2. Life-stage specific: Lasker's suggestion that storms ultimately have negative impacts on first-feeding anchovy larvae should come with the disclaimer that this applies only to first-feeding larvae entering the critical period. Older anchovy larvae can, in fact, be positively affected by storm activity, which often prompts increases in planktonic production.

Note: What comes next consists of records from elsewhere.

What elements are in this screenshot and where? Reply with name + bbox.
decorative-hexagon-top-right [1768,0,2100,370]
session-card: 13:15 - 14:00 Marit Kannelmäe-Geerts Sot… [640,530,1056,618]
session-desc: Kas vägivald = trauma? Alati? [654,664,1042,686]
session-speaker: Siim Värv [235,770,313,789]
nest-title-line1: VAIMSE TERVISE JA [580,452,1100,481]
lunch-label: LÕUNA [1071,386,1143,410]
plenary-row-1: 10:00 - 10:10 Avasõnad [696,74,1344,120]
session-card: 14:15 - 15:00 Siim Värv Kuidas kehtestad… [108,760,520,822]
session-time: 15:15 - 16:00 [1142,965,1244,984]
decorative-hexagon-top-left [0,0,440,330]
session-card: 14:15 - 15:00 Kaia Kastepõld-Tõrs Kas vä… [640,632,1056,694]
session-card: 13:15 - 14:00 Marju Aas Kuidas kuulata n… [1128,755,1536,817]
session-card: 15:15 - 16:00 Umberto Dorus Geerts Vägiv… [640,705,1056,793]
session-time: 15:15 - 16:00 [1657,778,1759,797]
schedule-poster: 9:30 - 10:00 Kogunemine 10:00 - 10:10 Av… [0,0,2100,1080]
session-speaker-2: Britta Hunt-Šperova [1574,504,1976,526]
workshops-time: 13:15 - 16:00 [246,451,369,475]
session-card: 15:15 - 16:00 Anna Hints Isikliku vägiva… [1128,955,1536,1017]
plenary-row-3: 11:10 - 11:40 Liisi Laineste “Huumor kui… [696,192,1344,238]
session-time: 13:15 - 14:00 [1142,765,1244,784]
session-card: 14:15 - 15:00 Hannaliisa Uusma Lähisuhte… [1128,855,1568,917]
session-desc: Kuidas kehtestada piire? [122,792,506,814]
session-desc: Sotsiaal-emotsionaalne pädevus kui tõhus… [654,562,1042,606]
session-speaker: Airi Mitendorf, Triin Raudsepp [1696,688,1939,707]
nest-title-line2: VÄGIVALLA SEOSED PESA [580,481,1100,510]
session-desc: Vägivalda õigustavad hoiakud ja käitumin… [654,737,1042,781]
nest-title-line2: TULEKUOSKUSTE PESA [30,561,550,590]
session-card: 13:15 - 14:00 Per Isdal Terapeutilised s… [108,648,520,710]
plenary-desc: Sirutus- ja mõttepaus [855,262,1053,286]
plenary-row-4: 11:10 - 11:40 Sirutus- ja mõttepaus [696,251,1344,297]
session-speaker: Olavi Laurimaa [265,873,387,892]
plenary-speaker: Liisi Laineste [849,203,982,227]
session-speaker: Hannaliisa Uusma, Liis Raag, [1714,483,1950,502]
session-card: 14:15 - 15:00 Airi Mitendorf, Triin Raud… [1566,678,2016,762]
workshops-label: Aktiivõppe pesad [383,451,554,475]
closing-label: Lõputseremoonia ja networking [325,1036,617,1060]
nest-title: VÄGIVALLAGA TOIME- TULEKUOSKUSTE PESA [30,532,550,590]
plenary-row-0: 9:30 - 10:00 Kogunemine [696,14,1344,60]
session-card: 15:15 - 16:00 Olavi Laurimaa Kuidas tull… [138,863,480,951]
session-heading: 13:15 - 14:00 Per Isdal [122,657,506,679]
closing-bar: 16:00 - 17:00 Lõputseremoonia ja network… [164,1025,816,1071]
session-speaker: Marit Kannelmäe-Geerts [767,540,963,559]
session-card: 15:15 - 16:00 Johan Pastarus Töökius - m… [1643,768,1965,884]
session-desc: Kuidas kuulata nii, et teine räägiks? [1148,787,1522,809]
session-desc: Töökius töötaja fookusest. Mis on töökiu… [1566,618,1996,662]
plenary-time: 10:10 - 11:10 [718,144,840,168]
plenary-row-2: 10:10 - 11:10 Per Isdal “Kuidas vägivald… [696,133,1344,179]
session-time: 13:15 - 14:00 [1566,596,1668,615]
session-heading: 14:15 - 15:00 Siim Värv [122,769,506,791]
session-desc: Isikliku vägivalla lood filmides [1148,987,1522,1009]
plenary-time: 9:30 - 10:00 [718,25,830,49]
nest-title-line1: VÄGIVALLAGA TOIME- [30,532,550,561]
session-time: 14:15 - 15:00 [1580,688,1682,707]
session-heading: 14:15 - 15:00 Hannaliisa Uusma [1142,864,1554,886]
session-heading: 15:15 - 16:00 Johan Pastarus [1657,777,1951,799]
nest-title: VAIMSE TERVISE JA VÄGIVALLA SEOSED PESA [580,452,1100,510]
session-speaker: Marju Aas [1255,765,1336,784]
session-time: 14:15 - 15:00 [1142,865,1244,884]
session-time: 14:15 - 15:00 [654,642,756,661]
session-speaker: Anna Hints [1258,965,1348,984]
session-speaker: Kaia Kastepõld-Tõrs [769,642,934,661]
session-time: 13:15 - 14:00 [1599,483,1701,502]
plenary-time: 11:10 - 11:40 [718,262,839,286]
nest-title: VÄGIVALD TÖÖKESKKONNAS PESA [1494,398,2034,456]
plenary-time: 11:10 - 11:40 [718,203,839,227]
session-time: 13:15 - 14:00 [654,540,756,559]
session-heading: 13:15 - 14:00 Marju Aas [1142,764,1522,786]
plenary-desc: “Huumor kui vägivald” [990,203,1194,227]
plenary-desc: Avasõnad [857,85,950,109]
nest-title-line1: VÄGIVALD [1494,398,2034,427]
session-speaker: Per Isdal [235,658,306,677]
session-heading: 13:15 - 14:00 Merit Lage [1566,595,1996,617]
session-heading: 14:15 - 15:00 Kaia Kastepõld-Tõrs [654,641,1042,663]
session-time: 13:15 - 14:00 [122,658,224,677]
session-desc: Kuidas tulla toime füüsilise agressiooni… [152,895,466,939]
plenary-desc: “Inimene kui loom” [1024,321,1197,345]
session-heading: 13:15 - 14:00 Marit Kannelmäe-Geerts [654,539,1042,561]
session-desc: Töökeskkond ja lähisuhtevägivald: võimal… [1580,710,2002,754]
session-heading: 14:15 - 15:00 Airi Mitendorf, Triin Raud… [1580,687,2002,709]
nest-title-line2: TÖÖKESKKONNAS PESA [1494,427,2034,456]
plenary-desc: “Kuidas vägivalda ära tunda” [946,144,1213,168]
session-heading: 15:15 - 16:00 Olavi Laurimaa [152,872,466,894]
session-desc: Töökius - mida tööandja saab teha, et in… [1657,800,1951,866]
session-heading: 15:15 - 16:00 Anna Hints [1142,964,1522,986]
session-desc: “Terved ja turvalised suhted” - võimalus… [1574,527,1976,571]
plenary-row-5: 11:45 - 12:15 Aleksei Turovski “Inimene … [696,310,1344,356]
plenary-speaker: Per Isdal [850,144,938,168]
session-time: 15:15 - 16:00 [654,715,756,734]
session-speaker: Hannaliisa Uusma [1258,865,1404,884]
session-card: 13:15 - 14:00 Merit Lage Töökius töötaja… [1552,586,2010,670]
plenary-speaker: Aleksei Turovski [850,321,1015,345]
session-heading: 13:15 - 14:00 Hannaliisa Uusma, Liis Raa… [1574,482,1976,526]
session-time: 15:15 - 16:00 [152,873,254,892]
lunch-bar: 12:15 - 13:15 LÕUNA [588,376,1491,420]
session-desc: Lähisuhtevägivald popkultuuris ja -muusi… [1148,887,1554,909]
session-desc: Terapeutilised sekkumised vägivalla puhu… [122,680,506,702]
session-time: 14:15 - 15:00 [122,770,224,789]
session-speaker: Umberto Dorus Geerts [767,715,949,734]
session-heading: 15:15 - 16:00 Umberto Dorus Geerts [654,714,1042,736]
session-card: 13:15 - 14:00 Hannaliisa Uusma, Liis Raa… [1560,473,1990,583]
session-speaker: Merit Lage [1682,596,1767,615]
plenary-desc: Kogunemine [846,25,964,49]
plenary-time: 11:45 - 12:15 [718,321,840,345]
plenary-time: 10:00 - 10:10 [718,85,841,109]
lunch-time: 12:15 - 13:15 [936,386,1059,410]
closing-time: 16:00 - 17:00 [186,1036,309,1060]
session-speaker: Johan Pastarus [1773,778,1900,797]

3. Does not consider storm-absent survival of larvae: Admittedly, one study supported the SOH by documenting a correlation between increased daily mortality rates of first-feeding anchovy larvae and intervals of unperturbed, storm-absent conditions. Yet it is important to realize, as Peterman and Bradford did, that all this evidence does not affirm a certain relationship between larval survival and severe weather; this is particularly true given the lack of data regarding larval survival in the absence of storm events for context and comparison. Furthermore, Peterman and Bradford (1987) did not find a strong relationship between the larval survival rates documented adjacent to wind/storm events and recruitment levels observed months afterward.

==Conclusions and modern perspective==
Lasker's SOH and the many other explanations of recruitment in larval variability are certainly relevant. However, current consensus is that larval recruitment and survival are, to some extent, dependent upon all of these processes and more; physical oceanography, prey, dispersal, and settlement/habitat are all very important factors, but predation, temperature, size, growth etc. are other key aspects affecting recruitment. Excellent research focusing on early life history and larval recruitment mechanisms was done from 1960–1990, and this body of research, including Lasker's, laid the basis for larval ecology studies today. Presently, researchers around the world continue to study larval recruitment processes, but they still refer to the founding concepts written many years ago.